AMP: An infection preventionist has to create a business case by developing a cost-benefit analysis to present to the C-suite. The bottom line is that new strategies and technology often cost more money in the short run but the prevention of HAI can more than make up for the increased cost.

Infection preventionists should review the literature to evaluate the efficacy of new technology or chemicals. You must be aware of the impact on operations and how [the technology] might slow things down….especially if it is going to affect throughput of patients. One example is hydrogen peroxide fogging to eliminate difficult-to-kill organisms such as Clostridium difficile from patients' rooms. It's more effective than UV light but it takes considerably more time and air intakes and exhaust must be blocked off during use.

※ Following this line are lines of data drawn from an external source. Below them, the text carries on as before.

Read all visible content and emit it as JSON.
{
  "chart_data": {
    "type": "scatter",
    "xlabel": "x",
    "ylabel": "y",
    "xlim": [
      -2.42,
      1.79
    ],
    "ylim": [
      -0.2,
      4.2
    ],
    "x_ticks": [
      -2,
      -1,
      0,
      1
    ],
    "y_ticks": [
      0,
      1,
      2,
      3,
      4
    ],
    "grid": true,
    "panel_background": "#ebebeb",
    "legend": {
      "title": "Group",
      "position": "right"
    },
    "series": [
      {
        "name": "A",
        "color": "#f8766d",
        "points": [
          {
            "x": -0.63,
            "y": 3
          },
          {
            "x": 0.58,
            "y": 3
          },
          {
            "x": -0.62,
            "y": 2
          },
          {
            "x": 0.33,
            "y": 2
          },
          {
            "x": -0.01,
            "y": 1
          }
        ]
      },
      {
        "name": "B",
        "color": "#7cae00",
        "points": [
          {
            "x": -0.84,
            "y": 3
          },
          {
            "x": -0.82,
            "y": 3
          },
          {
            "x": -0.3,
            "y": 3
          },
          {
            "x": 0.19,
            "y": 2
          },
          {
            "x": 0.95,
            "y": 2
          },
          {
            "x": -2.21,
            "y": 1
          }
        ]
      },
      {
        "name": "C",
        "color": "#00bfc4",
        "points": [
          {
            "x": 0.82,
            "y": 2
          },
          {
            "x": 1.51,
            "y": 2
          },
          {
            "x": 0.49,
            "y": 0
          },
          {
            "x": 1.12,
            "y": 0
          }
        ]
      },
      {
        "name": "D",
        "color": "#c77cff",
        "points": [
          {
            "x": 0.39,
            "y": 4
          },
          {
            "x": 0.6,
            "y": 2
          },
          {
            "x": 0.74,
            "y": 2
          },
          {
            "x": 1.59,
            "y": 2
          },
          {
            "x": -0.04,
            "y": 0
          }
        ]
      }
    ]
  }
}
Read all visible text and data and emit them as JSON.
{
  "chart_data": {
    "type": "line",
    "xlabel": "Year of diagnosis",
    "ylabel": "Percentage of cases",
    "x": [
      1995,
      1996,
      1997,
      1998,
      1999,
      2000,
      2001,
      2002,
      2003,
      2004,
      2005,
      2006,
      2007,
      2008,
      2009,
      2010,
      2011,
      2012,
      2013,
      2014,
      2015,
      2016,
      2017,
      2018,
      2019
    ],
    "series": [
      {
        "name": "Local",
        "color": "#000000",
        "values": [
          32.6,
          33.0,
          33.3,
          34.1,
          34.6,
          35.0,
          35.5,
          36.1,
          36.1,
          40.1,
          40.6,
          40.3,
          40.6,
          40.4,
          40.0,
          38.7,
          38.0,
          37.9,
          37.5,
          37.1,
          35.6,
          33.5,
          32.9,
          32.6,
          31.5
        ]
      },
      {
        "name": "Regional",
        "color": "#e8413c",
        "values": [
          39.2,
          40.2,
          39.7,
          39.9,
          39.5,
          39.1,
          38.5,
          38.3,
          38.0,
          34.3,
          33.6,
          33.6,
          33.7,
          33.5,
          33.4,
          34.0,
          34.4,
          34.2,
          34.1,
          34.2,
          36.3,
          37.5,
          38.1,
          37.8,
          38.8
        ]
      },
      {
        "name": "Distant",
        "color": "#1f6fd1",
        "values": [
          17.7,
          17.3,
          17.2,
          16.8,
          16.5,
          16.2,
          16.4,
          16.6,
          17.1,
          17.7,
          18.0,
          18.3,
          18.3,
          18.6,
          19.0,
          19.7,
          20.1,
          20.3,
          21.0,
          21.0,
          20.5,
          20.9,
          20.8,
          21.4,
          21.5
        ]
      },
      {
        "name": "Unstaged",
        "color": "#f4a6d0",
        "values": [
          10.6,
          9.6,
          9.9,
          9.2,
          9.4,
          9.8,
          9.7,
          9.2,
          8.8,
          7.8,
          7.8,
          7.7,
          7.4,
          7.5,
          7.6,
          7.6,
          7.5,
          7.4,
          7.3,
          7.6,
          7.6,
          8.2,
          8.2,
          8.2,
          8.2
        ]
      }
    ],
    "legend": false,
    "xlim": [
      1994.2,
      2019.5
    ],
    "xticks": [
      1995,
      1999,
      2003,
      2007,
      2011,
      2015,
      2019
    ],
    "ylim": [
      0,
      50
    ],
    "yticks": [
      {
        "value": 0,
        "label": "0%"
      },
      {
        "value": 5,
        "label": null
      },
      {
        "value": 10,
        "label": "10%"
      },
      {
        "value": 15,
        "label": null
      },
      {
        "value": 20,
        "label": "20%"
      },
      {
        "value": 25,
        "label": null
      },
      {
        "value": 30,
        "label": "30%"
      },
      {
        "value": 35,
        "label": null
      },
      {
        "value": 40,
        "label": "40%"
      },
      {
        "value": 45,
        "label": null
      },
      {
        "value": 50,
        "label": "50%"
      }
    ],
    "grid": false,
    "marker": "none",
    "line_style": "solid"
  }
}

Some of the things that have to be considered when advocating for a new product or technology include material compatibility, storage of any machine, and what support you'll receive from the vendor and sales rep.

Then you must develop a good training program and a system to communicate the change to key stakeholders such as nursing, EVS, admitting, etc. You really have to do your due diligence. Talk to colleagues who have previous experience with whatever you're implementing. I often ask the vendor rep to provide me with contact information of other customers who had a successful experience with the product. Or you might ask for a free trial like I did when we considered initiating UV surface disinfection due to an increased incidence of C. diff.

Q: What other factors contribute to effective room decontamination?

AMP: When you're thinking about bringing in a new tool, try to create a buzz around the product or technology. Present it so all staff understand that if we do our job right — which we know we all want to do — we're going to be saving lives. Have a clear message about why we're all doing this.

Share HAI data on a routine basis to those on the front lines — EVS, nursing, admitting, all the people doing the hard work — to make sure they see when they're making a difference…or not. It's key to continue to motivate people.

Sometimes when you bring new technology in, it can feel like you're adding to staff's work, and you are, but present the benefits of the new tools as a way they can make a difference in people's lives. That resonates with all of us in healthcare — environmental services, doctor or nurse. That has to be an ongoing part of your education or training.

Because of employee turnover, training can't be one and done. Constantly interface with stakeholders. Creating relationships by having face-to-face interaction with all staff is incredibly important.